The main reason was because of my troubles with fitting my data and how it is queried into DynamoDB. Straight away Dynamo is not as well suited to time series data as other databases - yes there was great documentation and examples provided by AWS themselves about how to store time series data, but it doesn’t solve every scenario. Based on my own experimentation I concluded that my data and the way I want to query it meant that Dynamo was not an ideal solution for me.
For example, let’s consider my observations data, which contains rows every 5 minutes on a number of weather parameters. With MySQL, this has a time column as the primary key (unix timestamp) and a secondary timestamp column which stores a local timestamp in the form Y-m-d H:i (e.g. 2018-12-07 15:45). How does this fit into a Dynamo table? For the partition key, choosing the unique time column as the partition key doesn’t help because my queries select a range of data between two timestamps. So the time column would be better as the sort key. But then what would the partition key be? I thought about using the date as the partition key. This would solve selecting all the data for one day in particular, but still there are issues with selecting a custom data range which extends across multiple days. For example in some parts of my site I want to load observations for the last 7 days and graph them. Or for a full calendar month even, but only selecting observations at every exact hour point (e.g. 15:00, 16:00, 17:00, …). All things that are super simple with a MySQL database.

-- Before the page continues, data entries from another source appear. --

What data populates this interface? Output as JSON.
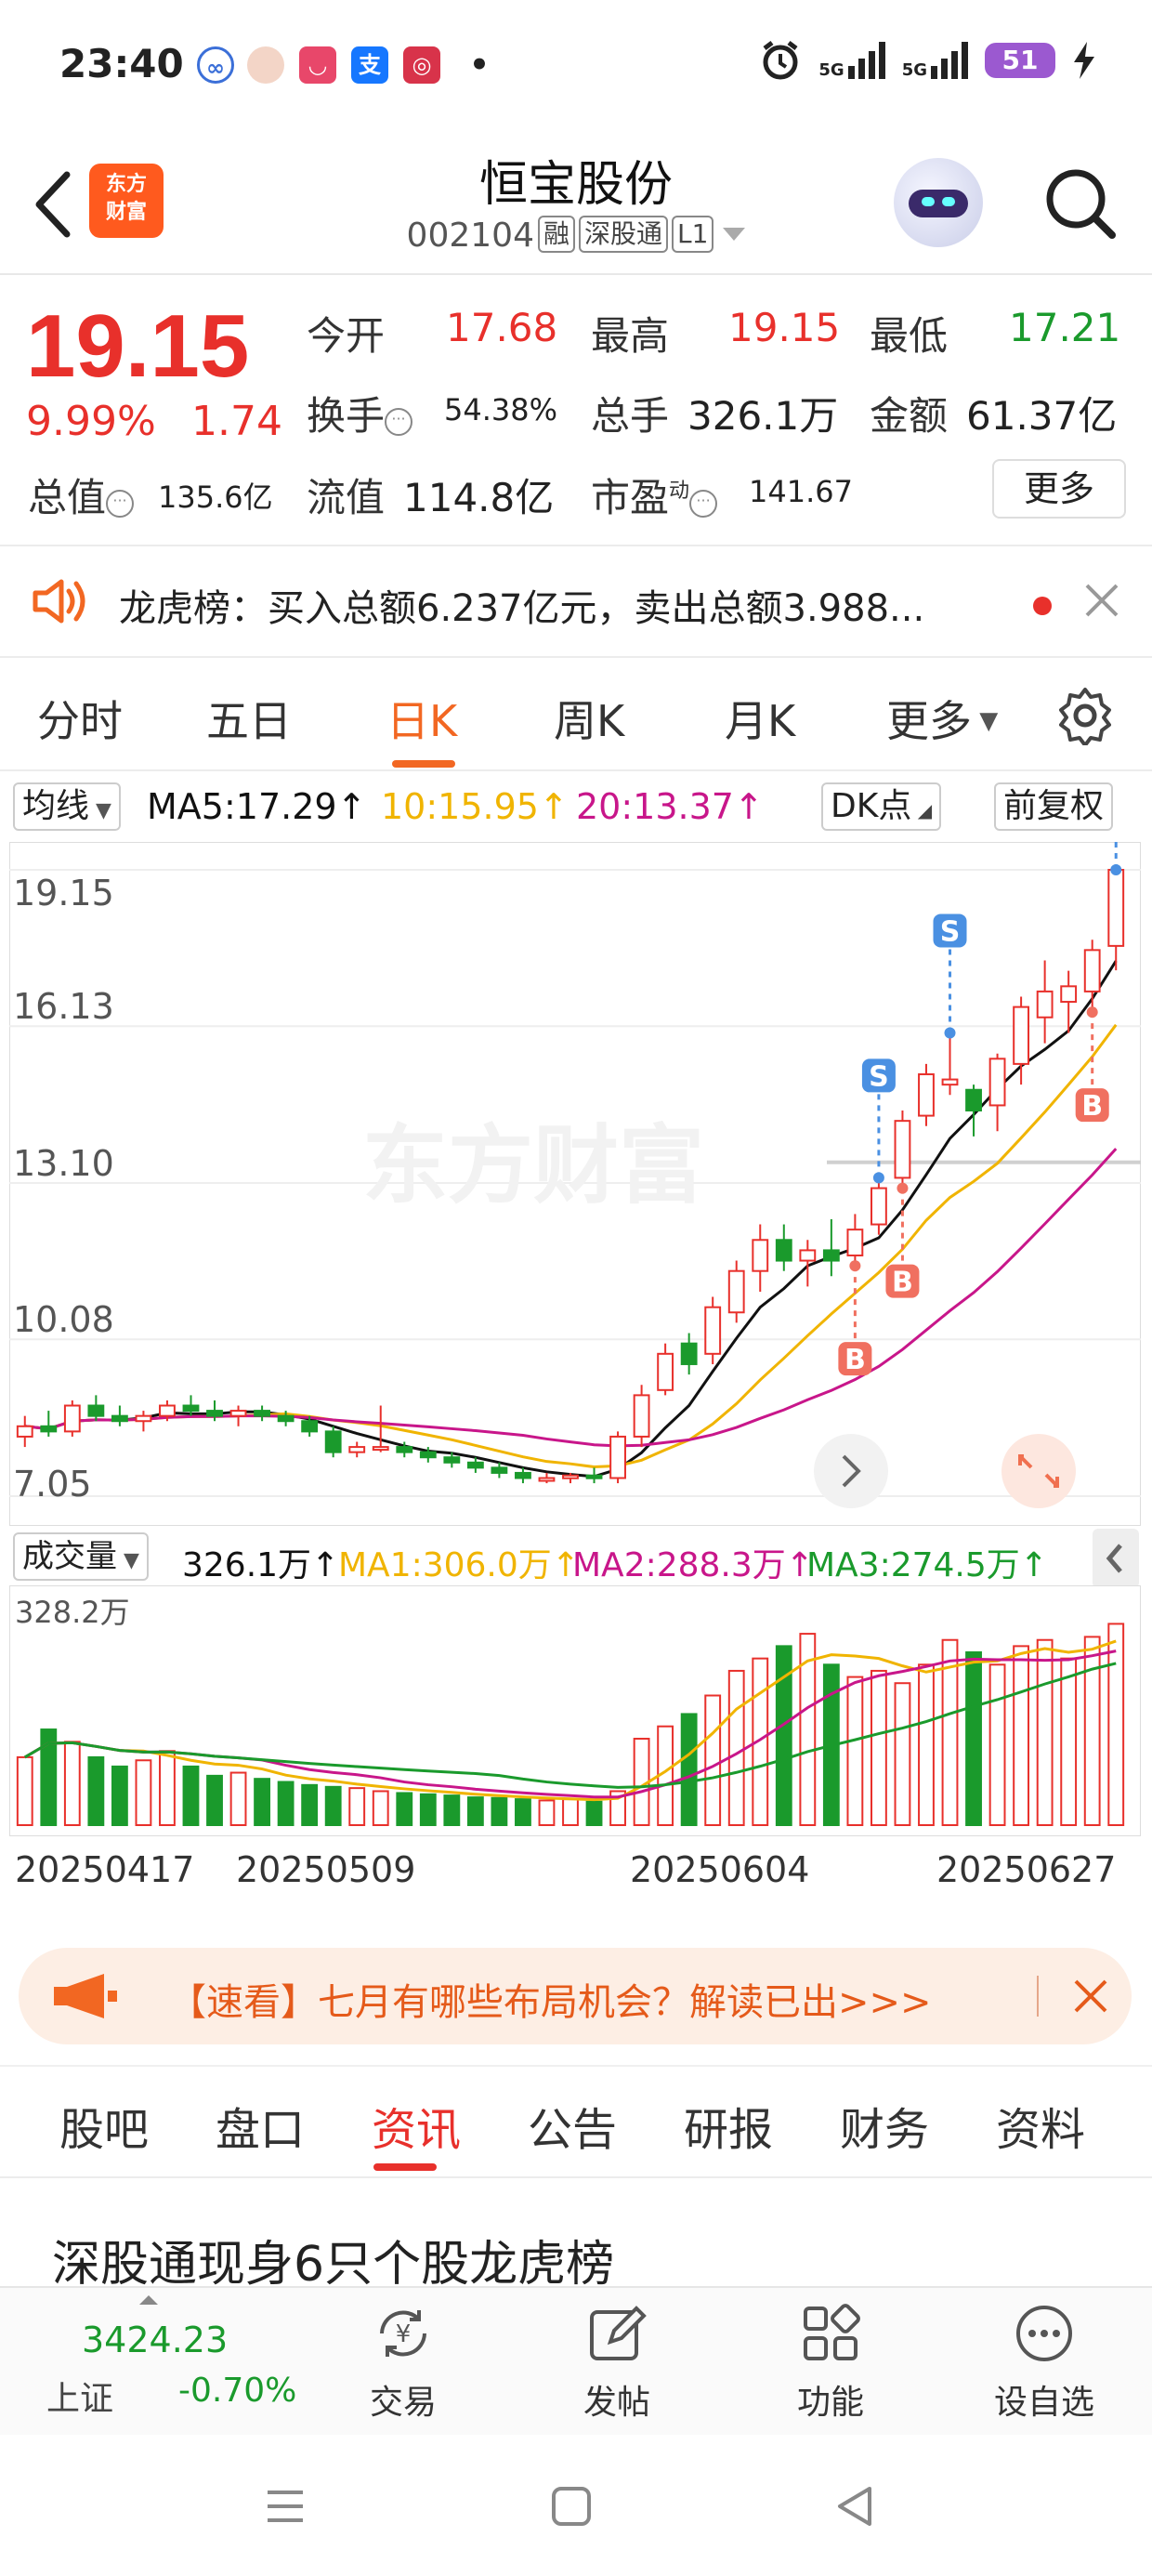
{
  "status_bar": {
    "time": "23:40",
    "battery": "51",
    "net1": "5G",
    "net2": "5G"
  },
  "header": {
    "stock_name": "恒宝股份",
    "stock_code": "002104",
    "tags": [
      "融",
      "深股通",
      "L1"
    ],
    "logo_line1": "东方",
    "logo_line2": "财富"
  },
  "quote": {
    "price": "19.15",
    "change_pct": "9.99%",
    "change_abs": "1.74",
    "open_label": "今开",
    "open_value": "17.68",
    "high_label": "最高",
    "high_value": "19.15",
    "low_label": "最低",
    "low_value": "17.21",
    "turnover_label": "换手",
    "turnover_value": "54.38%",
    "volume_label": "总手",
    "volume_value": "326.1万",
    "amount_label": "金额",
    "amount_value": "61.37亿",
    "mktcap_label": "总值",
    "mktcap_value": "135.6亿",
    "float_label": "流值",
    "float_value": "114.8亿",
    "pe_label": "市盈",
    "pe_sup": "动",
    "pe_value": "141.67",
    "more_label": "更多"
  },
  "ticker": {
    "text": "龙虎榜：买入总额6.237亿元，卖出总额3.988..."
  },
  "chart_tabs": {
    "items": [
      "分时",
      "五日",
      "日K",
      "周K",
      "月K",
      "更多"
    ],
    "active": "日K"
  },
  "ma_row": {
    "selector": "均线",
    "ma5": "MA5:17.29↑",
    "ma10": "10:15.95↑",
    "ma20": "20:13.37↑",
    "dk_label": "DK点",
    "adjust_label": "前复权"
  },
  "colors": {
    "up": "#e8302b",
    "down": "#1a9a2c",
    "accent": "#f26722",
    "ma5": "#111111",
    "ma10": "#f0b400",
    "ma20": "#c8168a",
    "signal": "#4a90e2",
    "buy": "#f07060"
  },
  "kline": {
    "y_ticks": [
      "19.15",
      "16.13",
      "13.10",
      "10.08",
      "7.05"
    ],
    "watermark": "东方财富",
    "signals": {
      "sell": "S",
      "buy": "B"
    }
  },
  "volume": {
    "selector": "成交量",
    "vol": "326.1万↑",
    "ma1": "MA1:306.0万↑",
    "ma2": "MA2:288.3万↑",
    "ma3": "MA3:274.5万↑",
    "max_label": "328.2万"
  },
  "dates": [
    "20250417",
    "20250509",
    "20250604",
    "20250627"
  ],
  "chart_data": {
    "type": "candlestick",
    "ylim": [
      7.05,
      19.15
    ],
    "candles": [
      [
        8.2,
        8.6,
        8.0,
        8.4
      ],
      [
        8.4,
        8.7,
        8.2,
        8.3
      ],
      [
        8.3,
        8.9,
        8.2,
        8.8
      ],
      [
        8.8,
        9.0,
        8.5,
        8.6
      ],
      [
        8.6,
        8.8,
        8.4,
        8.5
      ],
      [
        8.5,
        8.7,
        8.3,
        8.6
      ],
      [
        8.6,
        8.9,
        8.5,
        8.8
      ],
      [
        8.8,
        9.0,
        8.6,
        8.7
      ],
      [
        8.7,
        8.9,
        8.5,
        8.6
      ],
      [
        8.6,
        8.8,
        8.4,
        8.7
      ],
      [
        8.7,
        8.8,
        8.5,
        8.6
      ],
      [
        8.6,
        8.7,
        8.4,
        8.5
      ],
      [
        8.5,
        8.6,
        8.2,
        8.3
      ],
      [
        8.3,
        8.4,
        7.8,
        7.9
      ],
      [
        7.9,
        8.1,
        7.8,
        8.0
      ],
      [
        8.0,
        8.8,
        7.9,
        8.0
      ],
      [
        8.0,
        8.1,
        7.8,
        7.9
      ],
      [
        7.9,
        8.0,
        7.7,
        7.8
      ],
      [
        7.8,
        7.9,
        7.6,
        7.7
      ],
      [
        7.7,
        7.8,
        7.5,
        7.6
      ],
      [
        7.6,
        7.7,
        7.4,
        7.5
      ],
      [
        7.5,
        7.6,
        7.3,
        7.4
      ],
      [
        7.4,
        7.5,
        7.3,
        7.4
      ],
      [
        7.4,
        7.5,
        7.3,
        7.45
      ],
      [
        7.45,
        7.6,
        7.3,
        7.4
      ],
      [
        7.4,
        8.3,
        7.3,
        8.2
      ],
      [
        8.2,
        9.2,
        8.0,
        9.0
      ],
      [
        9.1,
        10.0,
        9.0,
        9.8
      ],
      [
        10.0,
        10.2,
        9.4,
        9.6
      ],
      [
        9.8,
        10.9,
        9.6,
        10.7
      ],
      [
        10.6,
        11.6,
        10.4,
        11.4
      ],
      [
        11.4,
        12.3,
        11.0,
        12.0
      ],
      [
        12.0,
        12.3,
        11.4,
        11.6
      ],
      [
        11.6,
        12.0,
        11.1,
        11.8
      ],
      [
        11.8,
        12.4,
        11.3,
        11.6
      ],
      [
        11.7,
        12.5,
        11.5,
        12.2
      ],
      [
        12.3,
        13.2,
        12.1,
        13.0
      ],
      [
        13.2,
        14.5,
        13.0,
        14.3
      ],
      [
        14.4,
        15.4,
        14.2,
        15.2
      ],
      [
        15.0,
        16.0,
        14.8,
        15.1
      ],
      [
        14.9,
        15.0,
        14.0,
        14.5
      ],
      [
        14.6,
        15.6,
        14.1,
        15.5
      ],
      [
        15.4,
        16.7,
        15.0,
        16.5
      ],
      [
        16.3,
        17.4,
        15.8,
        16.8
      ],
      [
        16.6,
        17.2,
        16.0,
        16.9
      ],
      [
        16.8,
        17.8,
        16.4,
        17.6
      ],
      [
        17.68,
        19.15,
        17.21,
        19.15
      ]
    ],
    "volumes": [
      110,
      155,
      135,
      110,
      95,
      105,
      120,
      95,
      80,
      85,
      75,
      70,
      65,
      62,
      60,
      55,
      52,
      50,
      48,
      45,
      44,
      42,
      40,
      42,
      38,
      55,
      140,
      160,
      180,
      210,
      250,
      270,
      290,
      310,
      260,
      240,
      250,
      230,
      260,
      300,
      280,
      260,
      290,
      300,
      270,
      305,
      326.1
    ],
    "vol_max": 328.2
  },
  "promo": {
    "text": "【速看】七月有哪些布局机会？解读已出>>>"
  },
  "news_tabs": {
    "items": [
      "股吧",
      "盘口",
      "资讯",
      "公告",
      "研报",
      "财务",
      "资料"
    ],
    "active": "资讯"
  },
  "news": {
    "headline": "深股通现身6只个股龙虎榜"
  },
  "bottom_bar": {
    "index_value": "3424.23",
    "index_name": "上证",
    "index_change": "-0.70%",
    "items": [
      "交易",
      "发帖",
      "功能",
      "设自选"
    ]
  }
}
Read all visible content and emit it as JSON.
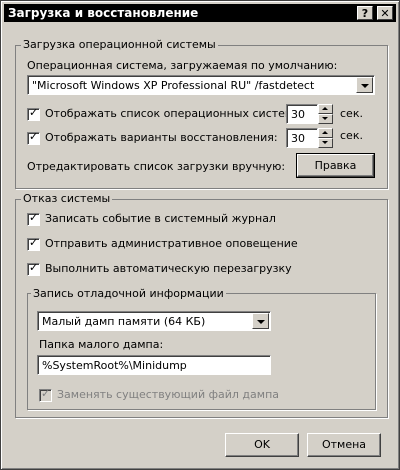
{
  "window": {
    "title": "Загрузка и восстановление",
    "help_button": "?",
    "close_button": "✕"
  },
  "boot": {
    "group_label": "Загрузка операционной системы",
    "default_os_label": "Операционная система, загружаемая по умолчанию:",
    "default_os_value": "\"Microsoft Windows XP Professional RU\" /fastdetect",
    "show_os_list_label": "Отображать список операционных систем:",
    "show_os_list_checked": true,
    "show_os_list_seconds": "30",
    "show_recovery_label": "Отображать варианты восстановления:",
    "show_recovery_checked": true,
    "show_recovery_seconds": "30",
    "seconds_unit": "сек.",
    "edit_manually_label": "Отредактировать список загрузки вручную:",
    "edit_button": "Правка"
  },
  "failure": {
    "group_label": "Отказ системы",
    "write_event_label": "Записать событие в системный журнал",
    "write_event_checked": true,
    "send_alert_label": "Отправить административное оповещение",
    "send_alert_checked": true,
    "auto_restart_label": "Выполнить автоматическую перезагрузку",
    "auto_restart_checked": true,
    "debug": {
      "group_label": "Запись отладочной информации",
      "dump_type_value": "Малый дамп памяти (64 КБ)",
      "dump_folder_label": "Папка малого дампа:",
      "dump_folder_value": "%SystemRoot%\\Minidump",
      "overwrite_label": "Заменять существующий файл дампа",
      "overwrite_checked": true,
      "overwrite_disabled": true
    }
  },
  "footer": {
    "ok_button": "OK",
    "cancel_button": "Отмена"
  }
}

On top of that, I also have pages where the API returns statistics calculated on the fly. This is easy with current setup using MySQL, but becomes much harder with Dynamo. I don’t doubt that I could have found some way to get all my data and API routes working using Dynamo, but for me the simplicity of a simple fast MySQL database won out. Who knows how much time the Dynamo solution would have me or how much stress and frustration it would have inflicted ;)
Also, while testing performance, I found that real-world in-browser request times using a Lambda + Dynamo API solution were consistently higher compared to my current setup, which is locally hosted within the same city that I live in. There is not only higher latency - the closest AWS region is Sydney Australia - but due to the way lambda functions work, the cold starts add extra time onto API calls as well. And yes I know you can keep your lambda functions warm by pinging them at regular intervals, but I wasn’t really a great fan of this approach, and still, even warm lambda functions were not always super fast. DynamoDB query times seemed to be variable as well. This performance decrease would be a huge negative for me - I’m considering this whole website rebuild an upgrade to my existing solution, and having a drop in performance sort of goes against that idea!
So having decided MySQL is the way to go, how about investigating AWS services which provide this for me? I did not spend much time here as the cost of running services on AWS which provide me with a MySQL database are too high. For example with RDS, running a t2.micro in Sydney is priced as 0.026 USD/hr, i.e. 227 USD/year. I only need a couple GB maximum for my database, but RDS offers a minimum SSD storage of 20GB, so I would be paying for a whole lot of space I will never use. Sticking with my local web hosting would not only be faster, but cheaper as well.
Therefore I decided to stick with my local hosting on a PHP/MySQL server, which continues to deliver blazing fast performance. The vast majority of my API calls return to the browser within 150ms, with many of these calls below 100ms. With AWS, I noticed requests that queried Dynamo taking up to 10 times longer in some cases!
I still think AWS is a great platform for building and deploying web applications but it’s not always the best approach, especially for small-scale projects. You have to consider the size and location of your user base too. For a relatively simple application where almost all the users are in the same geographic region as you, it may make more sense to locally host to get that low latency (unless you live near an AWS data center). The vast majority of my website visitors are located in the same city as me, so hosting within my city guarantees most of my visitors a highly performant and responsive experience.